Zalgiris (grün/weiss) greift an. Klaipeda verteidigt.
FC Klaipeda versucht einen Konter einzuleiten. Die Solospitze von Zalgiris, Deivydas Matulevičius (9), möchte die Aktion noch gerne unterbunden wissen.
Die Zalgiris Verteidiger Georgas Fridgeimas (3) und Algis Jankauskas (5) gegen Klaipeda Stürmer Deividas Lukošius (9).
FC Klaipeda hat Sinn für Humor. Der brasilianische Import Armando Tarlazis Vieira Dos Santos und der Litauer Artūras Sobolis tragen die selbe Rückennummer.
Die Retortenultras von Klaipeda. Die Szenerie erinnerte mich jedenfalls frappierend an einen Red Bull Salzburg Sektor bei einem Auswärtsspiel.
Zalgiris Verteidiger Georgas Fridgeimas im Kampf um den Ball.

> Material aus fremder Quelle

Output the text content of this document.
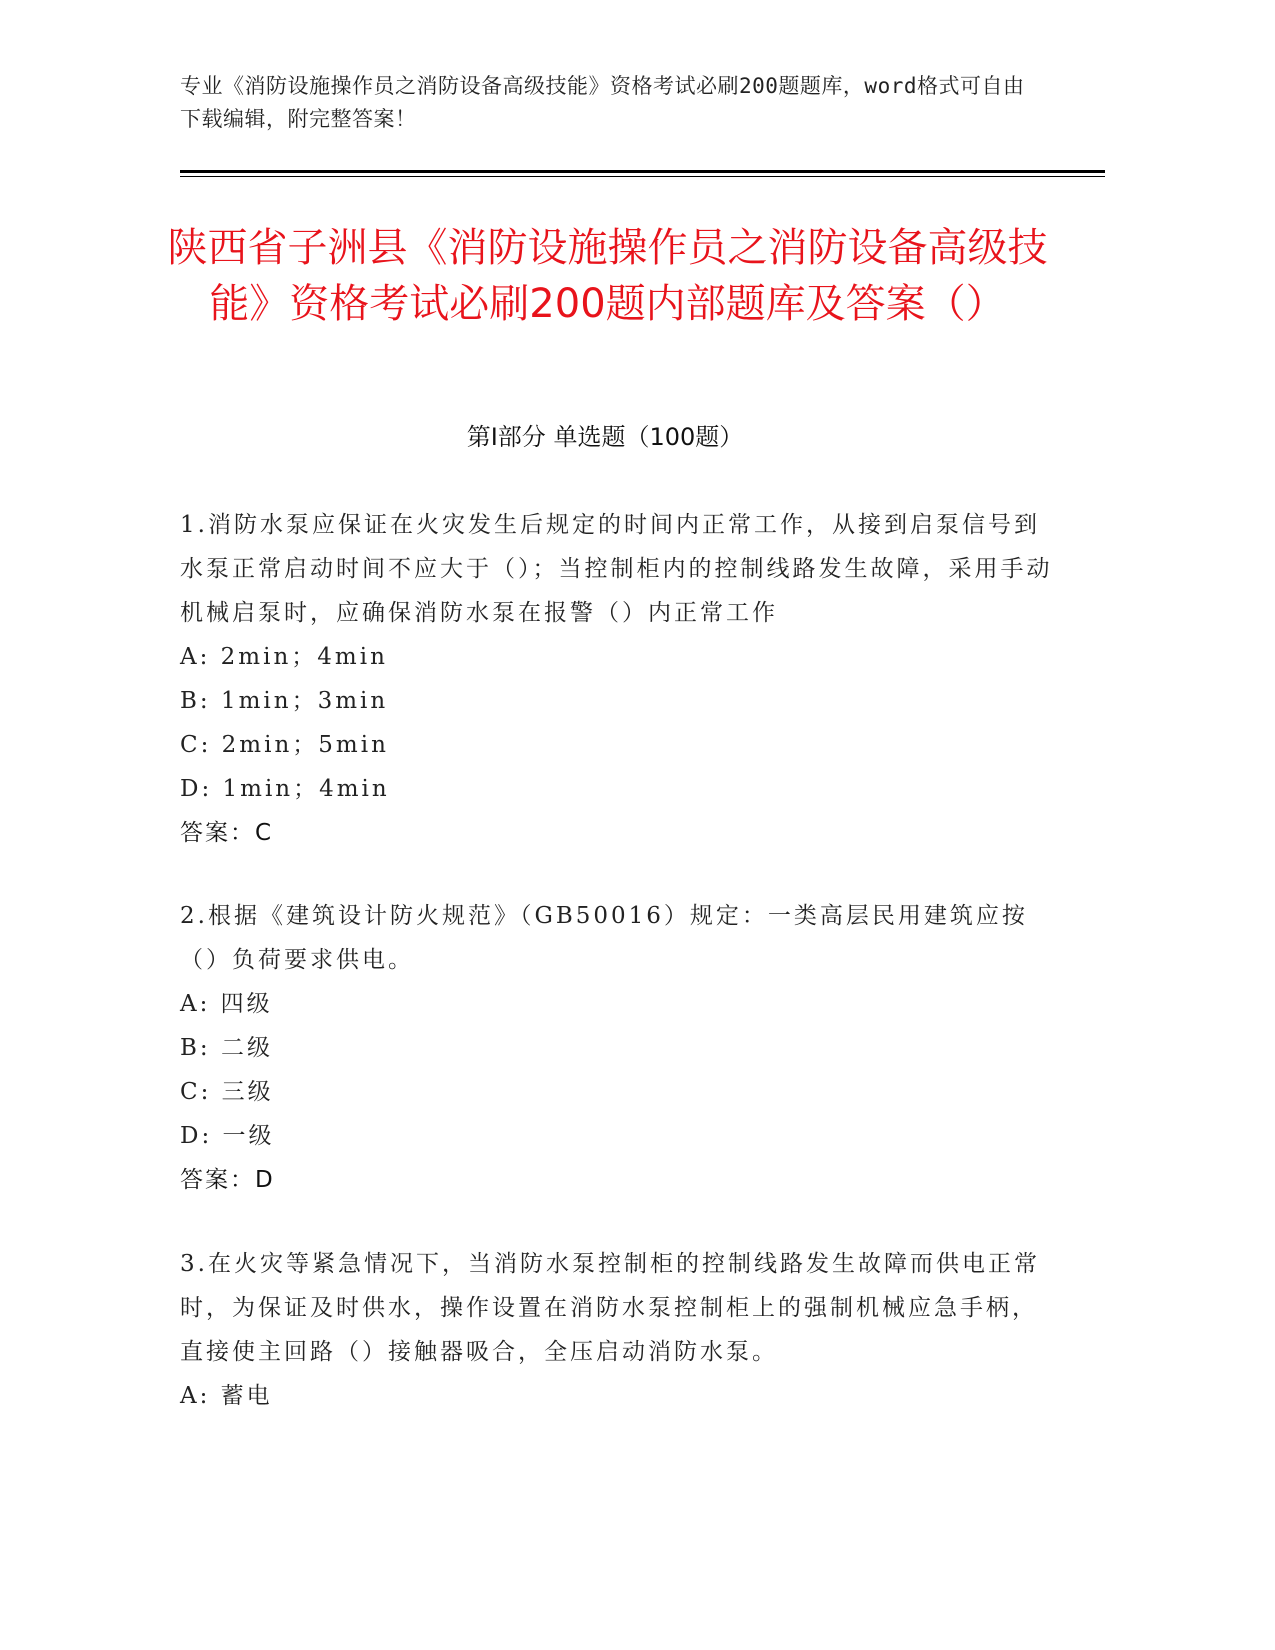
专业《消防设施操作员之消防设备高级技能》资格考试必刷200题题库，word格式可自由下载编辑，附完整答案！
陕西省子洲县《消防设施操作员之消防设备高级技能》资格考试必刷200题内部题库及答案（）
第I部分 单选题（100题）

1.消防水泵应保证在火灾发生后规定的时间内正常工作，从接到启泵信号到水泵正常启动时间不应大于（）；当控制柜内的控制线路发生故障，采用手动机械启泵时，应确保消防水泵在报警（）内正常工作

A: 2min；4min

B: 1min；3min

C: 2min；5min

D: 1min；4min

答案：C

2.根据《建筑设计防火规范》（GB50016）规定：一类高层民用建筑应按（）负荷要求供电。

A: 四级

B: 二级

C: 三级

D: 一级

答案：D

3.在火灾等紧急情况下，当消防水泵控制柜的控制线路发生故障而供电正常时，为保证及时供水，操作设置在消防水泵控制柜上的强制机械应急手柄，直接使主回路（）接触器吸合，全压启动消防水泵。

A: 蓄电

Direktübertragung mit 3 Kameras. Das wird von der Liga selbst finanziert. Damit möchte man die Fussballkonsumenten zu Hause animieren wieder öfter die Stadien zu besuchen. Ein litauischer Insider hat mir das jedenfalls in mein Ohr geflüstert. Einnahmen hat man damit keine. Die Übertragungen sind auch gratis im Internet verfügbar. Online Wettanbieter wie beispielsweise www.bet365.com nehmen das Angebot gerne an, und zeigen die Spiele der litauischen Liga auch live auf ihren Seiten. Man kann nur hoffen dass das Angebot noch lange Bestand hat.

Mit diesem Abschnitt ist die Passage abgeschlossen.